Amendment 9 would prohibit government health care plans from requiring people to have insurance.

Mississippi: Jackson man found not guilty of murder
JACKSON, Miss. (AP) — A Hinds County jury has acquitted a 29-year-old Jackson man of murder in a love triangle but found him guilty of shooting into a vehicle carrying the woman at the center of the controversy.

Jerel Kimbrough faced charges of depraved heart murder in the shooting death of 39-year-old Michael Smith and shooting into an occupied vehicle where Smith’s longtime companion, Angela Johnson, sat.

Smith was killed during a confrontation July 2, 2008. Johnson was sitting in a truck parked outside when the shooting happened.

Hinds County Circuit Judge Malcolm Harrison sentenced Kimbrough to five years.

Connecticut: Three sentenced to prison for parade shootings
HARTFORD, Conn. (AP) — A Connecticut judge has sentenced three men to prison for a shootout at a Hartford parade that killed a 21-year-old man and injured six others, including two children.

Hartford Superior Court Judge David Gold on Tuesday sentenced 19-year-old Michael Ledbetter of Hartford to 14 years in prison, 19-year-old Chad Adger of Hartford to 3? years and 18-year-old Sylvester Burrell of Bloomfield to four years.

Ledbetter pleaded guilty to manslaughter, while Adger and Burrell pleaded guilty to accessory to first-degree assault.

Authorities say the three men opened fire at the 2008 West Indian Day Parade, after Ledbetter got into an argument with Ezekiel Roberts of Hartford.

Roberts died. The wounded victims included a 15-month-old girl and a 7-year-old boy.

Arizona: Appeals filed in public campaign finance case
PHOENIX (AP) — Opponents of a key portion of Arizona’s public campaign finance system have asked the U.S. Supreme Court to strike it down.

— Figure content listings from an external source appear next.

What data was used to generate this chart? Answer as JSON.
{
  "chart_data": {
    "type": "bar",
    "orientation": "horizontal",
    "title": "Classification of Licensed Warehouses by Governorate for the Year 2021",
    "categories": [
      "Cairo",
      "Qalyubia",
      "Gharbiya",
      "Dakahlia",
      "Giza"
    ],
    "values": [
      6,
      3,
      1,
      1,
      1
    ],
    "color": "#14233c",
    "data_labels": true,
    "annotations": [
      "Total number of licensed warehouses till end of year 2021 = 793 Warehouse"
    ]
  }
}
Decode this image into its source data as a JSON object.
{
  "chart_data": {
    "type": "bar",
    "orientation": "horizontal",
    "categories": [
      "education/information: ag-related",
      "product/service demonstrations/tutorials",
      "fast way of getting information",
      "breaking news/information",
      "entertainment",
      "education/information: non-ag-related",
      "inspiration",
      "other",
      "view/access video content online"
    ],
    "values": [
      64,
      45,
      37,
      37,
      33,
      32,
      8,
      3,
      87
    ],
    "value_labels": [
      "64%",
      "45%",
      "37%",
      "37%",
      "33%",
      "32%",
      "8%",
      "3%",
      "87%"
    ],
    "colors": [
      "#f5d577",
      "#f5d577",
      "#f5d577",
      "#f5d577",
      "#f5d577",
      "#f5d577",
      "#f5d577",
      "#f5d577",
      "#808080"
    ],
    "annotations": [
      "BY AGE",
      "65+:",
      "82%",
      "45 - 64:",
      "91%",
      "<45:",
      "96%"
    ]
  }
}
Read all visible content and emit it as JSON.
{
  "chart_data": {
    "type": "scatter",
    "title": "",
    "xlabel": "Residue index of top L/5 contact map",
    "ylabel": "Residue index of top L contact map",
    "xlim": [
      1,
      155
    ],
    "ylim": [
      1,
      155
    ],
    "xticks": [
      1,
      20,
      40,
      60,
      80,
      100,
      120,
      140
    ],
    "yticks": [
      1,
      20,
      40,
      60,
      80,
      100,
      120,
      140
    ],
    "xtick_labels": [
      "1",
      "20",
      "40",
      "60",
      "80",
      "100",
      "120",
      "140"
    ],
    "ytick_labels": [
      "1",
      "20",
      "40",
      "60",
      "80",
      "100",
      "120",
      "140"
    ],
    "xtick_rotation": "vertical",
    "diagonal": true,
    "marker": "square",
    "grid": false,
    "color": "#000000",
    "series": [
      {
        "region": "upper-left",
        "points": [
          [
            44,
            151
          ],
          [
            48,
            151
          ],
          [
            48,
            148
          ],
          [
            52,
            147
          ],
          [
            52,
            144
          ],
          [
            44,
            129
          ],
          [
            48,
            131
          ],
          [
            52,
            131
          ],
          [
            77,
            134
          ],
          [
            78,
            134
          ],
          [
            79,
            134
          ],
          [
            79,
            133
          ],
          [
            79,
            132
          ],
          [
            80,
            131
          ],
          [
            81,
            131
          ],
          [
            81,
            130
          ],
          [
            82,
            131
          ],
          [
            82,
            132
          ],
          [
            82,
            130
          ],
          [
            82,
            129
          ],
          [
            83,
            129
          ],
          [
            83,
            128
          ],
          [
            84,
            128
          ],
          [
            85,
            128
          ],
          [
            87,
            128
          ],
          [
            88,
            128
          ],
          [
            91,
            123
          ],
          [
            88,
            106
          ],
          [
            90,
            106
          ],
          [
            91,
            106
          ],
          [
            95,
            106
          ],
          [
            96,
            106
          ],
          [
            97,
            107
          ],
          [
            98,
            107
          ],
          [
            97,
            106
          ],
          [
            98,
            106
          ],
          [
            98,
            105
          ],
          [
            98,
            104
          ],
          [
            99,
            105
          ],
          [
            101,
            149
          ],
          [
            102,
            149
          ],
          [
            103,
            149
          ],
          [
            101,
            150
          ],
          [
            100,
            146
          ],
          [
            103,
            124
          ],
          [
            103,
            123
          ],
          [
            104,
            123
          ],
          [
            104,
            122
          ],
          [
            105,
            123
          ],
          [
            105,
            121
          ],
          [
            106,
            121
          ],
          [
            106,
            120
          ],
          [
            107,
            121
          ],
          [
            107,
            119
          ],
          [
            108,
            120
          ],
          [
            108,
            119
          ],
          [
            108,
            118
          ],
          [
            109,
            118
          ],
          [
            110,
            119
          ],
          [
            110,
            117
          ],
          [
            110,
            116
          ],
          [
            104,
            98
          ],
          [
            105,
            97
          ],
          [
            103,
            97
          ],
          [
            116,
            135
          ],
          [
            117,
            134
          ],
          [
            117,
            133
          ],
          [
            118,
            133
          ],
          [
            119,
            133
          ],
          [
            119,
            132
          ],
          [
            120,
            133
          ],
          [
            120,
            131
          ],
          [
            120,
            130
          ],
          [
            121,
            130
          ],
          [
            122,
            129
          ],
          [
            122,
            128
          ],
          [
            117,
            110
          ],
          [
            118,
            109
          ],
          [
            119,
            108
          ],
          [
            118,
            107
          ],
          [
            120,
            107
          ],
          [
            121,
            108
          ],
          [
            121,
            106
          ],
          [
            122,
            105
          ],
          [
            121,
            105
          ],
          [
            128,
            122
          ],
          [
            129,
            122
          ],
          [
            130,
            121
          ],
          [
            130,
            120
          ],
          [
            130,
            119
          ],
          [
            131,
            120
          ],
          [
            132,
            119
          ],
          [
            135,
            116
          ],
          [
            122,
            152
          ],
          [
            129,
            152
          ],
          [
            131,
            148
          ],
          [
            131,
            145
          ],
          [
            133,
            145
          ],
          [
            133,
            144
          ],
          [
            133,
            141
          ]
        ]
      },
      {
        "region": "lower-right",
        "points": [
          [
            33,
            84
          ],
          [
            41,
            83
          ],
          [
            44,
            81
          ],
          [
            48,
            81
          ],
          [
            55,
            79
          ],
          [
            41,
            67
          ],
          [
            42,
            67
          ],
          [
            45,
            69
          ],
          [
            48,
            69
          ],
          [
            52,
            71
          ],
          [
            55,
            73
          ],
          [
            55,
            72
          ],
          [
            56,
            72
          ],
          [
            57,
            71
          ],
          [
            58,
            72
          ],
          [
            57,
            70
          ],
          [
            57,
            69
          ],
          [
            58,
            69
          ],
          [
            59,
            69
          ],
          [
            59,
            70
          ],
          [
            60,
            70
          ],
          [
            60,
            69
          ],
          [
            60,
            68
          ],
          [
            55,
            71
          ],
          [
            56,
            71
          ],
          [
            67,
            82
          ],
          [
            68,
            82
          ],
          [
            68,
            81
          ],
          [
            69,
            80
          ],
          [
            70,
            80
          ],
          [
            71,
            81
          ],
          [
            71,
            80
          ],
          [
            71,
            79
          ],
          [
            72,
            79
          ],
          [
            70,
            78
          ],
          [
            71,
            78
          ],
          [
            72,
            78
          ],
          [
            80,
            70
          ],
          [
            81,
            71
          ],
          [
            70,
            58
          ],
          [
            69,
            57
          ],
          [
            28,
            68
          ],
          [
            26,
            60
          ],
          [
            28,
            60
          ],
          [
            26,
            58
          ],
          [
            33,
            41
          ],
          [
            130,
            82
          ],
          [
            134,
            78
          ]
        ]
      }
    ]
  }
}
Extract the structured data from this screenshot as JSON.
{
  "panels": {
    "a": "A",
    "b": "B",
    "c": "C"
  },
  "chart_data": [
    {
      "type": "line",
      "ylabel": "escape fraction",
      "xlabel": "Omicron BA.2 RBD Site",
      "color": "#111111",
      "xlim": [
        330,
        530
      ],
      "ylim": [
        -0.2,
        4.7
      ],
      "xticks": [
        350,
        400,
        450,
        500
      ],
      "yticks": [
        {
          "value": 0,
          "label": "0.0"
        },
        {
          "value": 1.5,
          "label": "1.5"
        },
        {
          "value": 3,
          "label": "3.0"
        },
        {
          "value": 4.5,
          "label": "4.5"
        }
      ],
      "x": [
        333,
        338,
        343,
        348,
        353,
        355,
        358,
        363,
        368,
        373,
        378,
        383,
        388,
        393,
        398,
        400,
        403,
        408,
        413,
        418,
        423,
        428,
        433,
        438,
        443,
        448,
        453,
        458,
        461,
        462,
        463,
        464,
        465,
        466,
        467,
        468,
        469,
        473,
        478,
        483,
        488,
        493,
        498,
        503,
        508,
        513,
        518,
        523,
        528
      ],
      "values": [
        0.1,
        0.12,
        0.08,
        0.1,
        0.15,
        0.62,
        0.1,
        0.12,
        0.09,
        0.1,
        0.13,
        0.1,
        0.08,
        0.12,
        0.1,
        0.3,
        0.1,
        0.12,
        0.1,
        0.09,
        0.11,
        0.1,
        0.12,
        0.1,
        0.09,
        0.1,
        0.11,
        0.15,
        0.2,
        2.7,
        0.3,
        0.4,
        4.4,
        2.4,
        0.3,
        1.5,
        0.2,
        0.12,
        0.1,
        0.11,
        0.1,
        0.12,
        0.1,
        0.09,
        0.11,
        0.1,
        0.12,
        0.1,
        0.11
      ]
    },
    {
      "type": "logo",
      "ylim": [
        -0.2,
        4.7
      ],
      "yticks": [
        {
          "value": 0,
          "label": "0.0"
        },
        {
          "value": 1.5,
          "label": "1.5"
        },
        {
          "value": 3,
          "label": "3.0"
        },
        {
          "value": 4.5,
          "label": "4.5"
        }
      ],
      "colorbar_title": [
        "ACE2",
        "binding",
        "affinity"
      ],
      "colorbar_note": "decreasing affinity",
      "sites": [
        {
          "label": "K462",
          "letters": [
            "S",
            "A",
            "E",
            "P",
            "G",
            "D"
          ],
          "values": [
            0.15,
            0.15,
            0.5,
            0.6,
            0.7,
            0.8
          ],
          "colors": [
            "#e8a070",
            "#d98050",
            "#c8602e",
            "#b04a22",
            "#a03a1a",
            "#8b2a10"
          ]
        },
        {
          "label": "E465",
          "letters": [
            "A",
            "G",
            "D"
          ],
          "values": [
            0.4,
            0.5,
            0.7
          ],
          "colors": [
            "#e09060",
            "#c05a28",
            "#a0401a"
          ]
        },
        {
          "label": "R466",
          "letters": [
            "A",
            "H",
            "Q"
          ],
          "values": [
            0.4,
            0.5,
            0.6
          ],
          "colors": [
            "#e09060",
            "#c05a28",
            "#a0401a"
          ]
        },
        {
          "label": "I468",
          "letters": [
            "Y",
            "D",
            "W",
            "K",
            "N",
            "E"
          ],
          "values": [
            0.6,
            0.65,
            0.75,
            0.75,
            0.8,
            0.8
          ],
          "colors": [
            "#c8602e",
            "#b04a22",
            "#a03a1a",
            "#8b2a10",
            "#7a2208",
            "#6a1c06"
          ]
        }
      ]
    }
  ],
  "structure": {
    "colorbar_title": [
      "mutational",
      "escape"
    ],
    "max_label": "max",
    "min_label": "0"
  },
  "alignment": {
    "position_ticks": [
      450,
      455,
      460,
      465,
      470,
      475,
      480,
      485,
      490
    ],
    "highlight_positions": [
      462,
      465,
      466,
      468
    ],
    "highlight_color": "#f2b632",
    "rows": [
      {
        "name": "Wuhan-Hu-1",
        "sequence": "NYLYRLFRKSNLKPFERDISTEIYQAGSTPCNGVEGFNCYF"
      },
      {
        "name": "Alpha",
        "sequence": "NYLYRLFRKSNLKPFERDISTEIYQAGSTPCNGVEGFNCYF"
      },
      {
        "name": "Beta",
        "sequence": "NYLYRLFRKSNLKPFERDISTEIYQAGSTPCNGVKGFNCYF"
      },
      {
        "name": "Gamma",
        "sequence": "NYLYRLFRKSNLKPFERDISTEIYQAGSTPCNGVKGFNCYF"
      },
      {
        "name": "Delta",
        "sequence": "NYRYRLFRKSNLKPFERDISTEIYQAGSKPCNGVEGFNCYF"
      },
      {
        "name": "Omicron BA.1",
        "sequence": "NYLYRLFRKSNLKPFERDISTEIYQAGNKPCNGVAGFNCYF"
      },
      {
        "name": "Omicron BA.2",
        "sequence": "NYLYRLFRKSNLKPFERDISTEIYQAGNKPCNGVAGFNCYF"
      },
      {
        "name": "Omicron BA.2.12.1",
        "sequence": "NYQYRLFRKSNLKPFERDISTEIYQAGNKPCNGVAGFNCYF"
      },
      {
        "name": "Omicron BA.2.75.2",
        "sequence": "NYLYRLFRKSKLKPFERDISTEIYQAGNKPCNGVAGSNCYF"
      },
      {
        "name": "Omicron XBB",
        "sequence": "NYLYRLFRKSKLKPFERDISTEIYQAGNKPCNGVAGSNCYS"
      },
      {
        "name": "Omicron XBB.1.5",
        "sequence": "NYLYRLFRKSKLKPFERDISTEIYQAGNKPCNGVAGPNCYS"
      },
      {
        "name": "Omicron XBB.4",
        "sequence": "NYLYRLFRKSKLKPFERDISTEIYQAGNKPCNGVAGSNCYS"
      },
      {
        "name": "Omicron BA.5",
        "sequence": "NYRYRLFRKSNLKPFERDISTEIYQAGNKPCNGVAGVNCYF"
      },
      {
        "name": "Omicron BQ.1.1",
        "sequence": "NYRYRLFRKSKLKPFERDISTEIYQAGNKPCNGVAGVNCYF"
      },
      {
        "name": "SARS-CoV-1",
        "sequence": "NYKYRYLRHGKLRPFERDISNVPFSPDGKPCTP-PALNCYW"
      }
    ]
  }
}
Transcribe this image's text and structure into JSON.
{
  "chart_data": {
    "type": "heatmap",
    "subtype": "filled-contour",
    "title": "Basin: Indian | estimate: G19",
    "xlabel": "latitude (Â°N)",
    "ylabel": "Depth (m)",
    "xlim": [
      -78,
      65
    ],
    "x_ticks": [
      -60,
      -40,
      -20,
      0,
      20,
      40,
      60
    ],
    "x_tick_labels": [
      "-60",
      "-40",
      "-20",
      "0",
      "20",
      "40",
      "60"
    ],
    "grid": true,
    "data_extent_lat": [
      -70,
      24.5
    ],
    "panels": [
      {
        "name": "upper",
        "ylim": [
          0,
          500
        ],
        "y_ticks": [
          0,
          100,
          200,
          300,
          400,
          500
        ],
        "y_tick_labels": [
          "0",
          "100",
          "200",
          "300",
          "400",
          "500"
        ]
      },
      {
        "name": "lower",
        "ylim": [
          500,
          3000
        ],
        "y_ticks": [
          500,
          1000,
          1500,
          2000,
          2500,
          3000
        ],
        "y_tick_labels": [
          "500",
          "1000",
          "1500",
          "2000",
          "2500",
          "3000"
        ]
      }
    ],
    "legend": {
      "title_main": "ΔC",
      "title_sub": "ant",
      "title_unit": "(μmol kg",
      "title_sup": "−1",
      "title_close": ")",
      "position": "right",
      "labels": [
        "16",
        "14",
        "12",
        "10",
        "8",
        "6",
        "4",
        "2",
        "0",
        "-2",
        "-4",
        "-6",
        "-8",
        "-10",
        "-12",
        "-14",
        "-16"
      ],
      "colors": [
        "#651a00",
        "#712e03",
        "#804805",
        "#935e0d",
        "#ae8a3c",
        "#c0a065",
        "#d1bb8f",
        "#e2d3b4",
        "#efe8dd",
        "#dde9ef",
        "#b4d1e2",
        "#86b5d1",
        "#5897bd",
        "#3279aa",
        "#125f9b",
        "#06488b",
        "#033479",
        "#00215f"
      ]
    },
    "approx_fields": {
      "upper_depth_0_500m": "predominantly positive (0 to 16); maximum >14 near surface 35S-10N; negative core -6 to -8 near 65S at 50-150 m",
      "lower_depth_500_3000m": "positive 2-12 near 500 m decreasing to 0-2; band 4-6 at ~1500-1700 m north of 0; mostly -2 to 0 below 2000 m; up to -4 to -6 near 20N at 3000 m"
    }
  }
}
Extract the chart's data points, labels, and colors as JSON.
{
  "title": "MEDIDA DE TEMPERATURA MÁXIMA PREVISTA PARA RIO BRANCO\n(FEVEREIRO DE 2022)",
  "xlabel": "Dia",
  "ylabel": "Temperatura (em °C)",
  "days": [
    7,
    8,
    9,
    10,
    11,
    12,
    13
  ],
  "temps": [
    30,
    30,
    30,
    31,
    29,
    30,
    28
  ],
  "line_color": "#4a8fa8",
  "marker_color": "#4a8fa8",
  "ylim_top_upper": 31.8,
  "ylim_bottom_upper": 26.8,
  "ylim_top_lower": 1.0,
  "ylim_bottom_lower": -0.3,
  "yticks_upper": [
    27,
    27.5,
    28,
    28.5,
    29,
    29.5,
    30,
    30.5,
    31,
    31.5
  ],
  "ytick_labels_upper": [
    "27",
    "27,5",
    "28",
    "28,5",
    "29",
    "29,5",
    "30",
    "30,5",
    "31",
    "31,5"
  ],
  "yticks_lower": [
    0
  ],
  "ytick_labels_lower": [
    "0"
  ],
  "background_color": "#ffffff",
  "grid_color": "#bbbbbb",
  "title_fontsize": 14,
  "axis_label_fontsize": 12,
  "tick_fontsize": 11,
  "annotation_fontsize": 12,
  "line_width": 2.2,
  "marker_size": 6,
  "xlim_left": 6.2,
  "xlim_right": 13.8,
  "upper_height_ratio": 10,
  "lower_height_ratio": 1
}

Formal appeals filed by the Goldwater Institute and the Institute for Justice ask the justices to reverse an appellate court’s decision upholding money that is provided to publicly funded candidates who are outspent by privately funded rivals or targeted by independent expenditures.

A federal judge in Phoenix had struck down matching funds as a violation of First Amendment free speech rights for privately funded candidates and their supporters.